Skull base surgery — procedures performed not within in the brain but at the skull base behind the nose – has been transformed over the last decade, with minimally invasive techniques replacing open surgery in many cases. Top surgeons can now remove unimaginably large tumors through the nostrils, using the natural openings of the face instead of through incisions, using tiny endoscopes to navigate to the lesions.
Minimally invasive endoscopic skull base surgery is often an option for pituitary tumors, meningiomas, craniopharyngiomas, and other tumors. Although many of these tumors are benign, they may destroy hormone-producing cells or secrete hormones themselves, or they may cause problems with vision, growth, fertility, or balance. Many are inaccessible through open surgery, and for those patients the endonasal route, through the nostrils, represents the only hope for a cure. Even more innovative transorbital approaches now allow surgeons to reach delicate sites through the eyelid or even through the eye socket itself.
Dr. Theodore Schwartz, who heads up the Pituitary and Anterior Skull Base Service at the Weill Cornell Medicine Brain and Spine Center, is an internationally known pioneer in endoscopic surgical techniques and has been featured widely in news articles covering this fast-developing field.
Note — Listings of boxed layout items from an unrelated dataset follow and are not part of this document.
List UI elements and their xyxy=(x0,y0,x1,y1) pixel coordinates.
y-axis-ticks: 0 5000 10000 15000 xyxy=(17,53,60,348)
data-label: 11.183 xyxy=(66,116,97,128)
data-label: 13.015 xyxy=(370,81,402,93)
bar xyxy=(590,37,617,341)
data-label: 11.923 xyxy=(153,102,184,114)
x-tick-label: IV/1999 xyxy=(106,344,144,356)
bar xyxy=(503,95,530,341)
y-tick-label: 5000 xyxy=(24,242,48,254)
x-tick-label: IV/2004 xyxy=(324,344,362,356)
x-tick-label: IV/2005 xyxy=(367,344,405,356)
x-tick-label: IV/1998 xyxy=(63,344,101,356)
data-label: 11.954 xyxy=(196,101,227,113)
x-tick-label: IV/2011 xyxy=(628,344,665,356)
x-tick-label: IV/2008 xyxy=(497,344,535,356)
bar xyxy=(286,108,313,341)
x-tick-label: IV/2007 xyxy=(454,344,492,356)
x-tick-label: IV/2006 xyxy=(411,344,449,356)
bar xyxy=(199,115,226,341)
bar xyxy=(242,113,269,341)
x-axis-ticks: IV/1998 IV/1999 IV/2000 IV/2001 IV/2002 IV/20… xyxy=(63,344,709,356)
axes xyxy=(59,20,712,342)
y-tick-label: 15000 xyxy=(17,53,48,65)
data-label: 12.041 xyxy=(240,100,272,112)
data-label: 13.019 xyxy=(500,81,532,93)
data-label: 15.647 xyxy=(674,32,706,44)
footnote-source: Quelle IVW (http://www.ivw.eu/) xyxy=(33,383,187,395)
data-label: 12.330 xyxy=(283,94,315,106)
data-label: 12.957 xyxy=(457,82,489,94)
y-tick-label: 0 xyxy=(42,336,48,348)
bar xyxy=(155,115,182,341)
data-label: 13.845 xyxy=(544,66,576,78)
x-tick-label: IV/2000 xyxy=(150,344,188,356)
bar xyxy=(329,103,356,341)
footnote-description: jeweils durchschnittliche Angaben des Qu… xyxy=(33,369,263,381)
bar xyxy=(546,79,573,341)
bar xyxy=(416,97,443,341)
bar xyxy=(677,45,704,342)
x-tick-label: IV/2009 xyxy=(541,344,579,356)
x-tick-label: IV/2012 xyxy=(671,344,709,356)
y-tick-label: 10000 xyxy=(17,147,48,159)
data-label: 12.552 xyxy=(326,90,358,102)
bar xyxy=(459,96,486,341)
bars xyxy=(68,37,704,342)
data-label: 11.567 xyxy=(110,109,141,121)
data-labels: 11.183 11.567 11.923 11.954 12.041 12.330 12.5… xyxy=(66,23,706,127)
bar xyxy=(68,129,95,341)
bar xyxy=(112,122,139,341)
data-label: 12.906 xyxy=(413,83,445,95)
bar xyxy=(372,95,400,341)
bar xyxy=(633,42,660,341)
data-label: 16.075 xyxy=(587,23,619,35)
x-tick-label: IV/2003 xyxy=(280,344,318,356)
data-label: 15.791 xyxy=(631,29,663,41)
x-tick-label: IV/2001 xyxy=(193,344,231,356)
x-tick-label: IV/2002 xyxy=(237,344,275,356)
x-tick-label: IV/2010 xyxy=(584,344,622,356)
Dr. Schwartz has traveled throughout the world training neurosurgeons in these advanced techniques, bringing these new surgical procedures to surgeons in China, India, and Singapore, to name a few.
Dr. Schwartz trained with otolaryngologist Vijay Anand, a world-renowned endoscopic sinus surgeon who was instrumental in developing image guidance in endoscopic sinus surgery and anterior skull base surgery. The team also includes our world-class team of interventional neuroradiologists and other experts in otorhinolaryngology, endocrinology, and neuro-ophthalmology.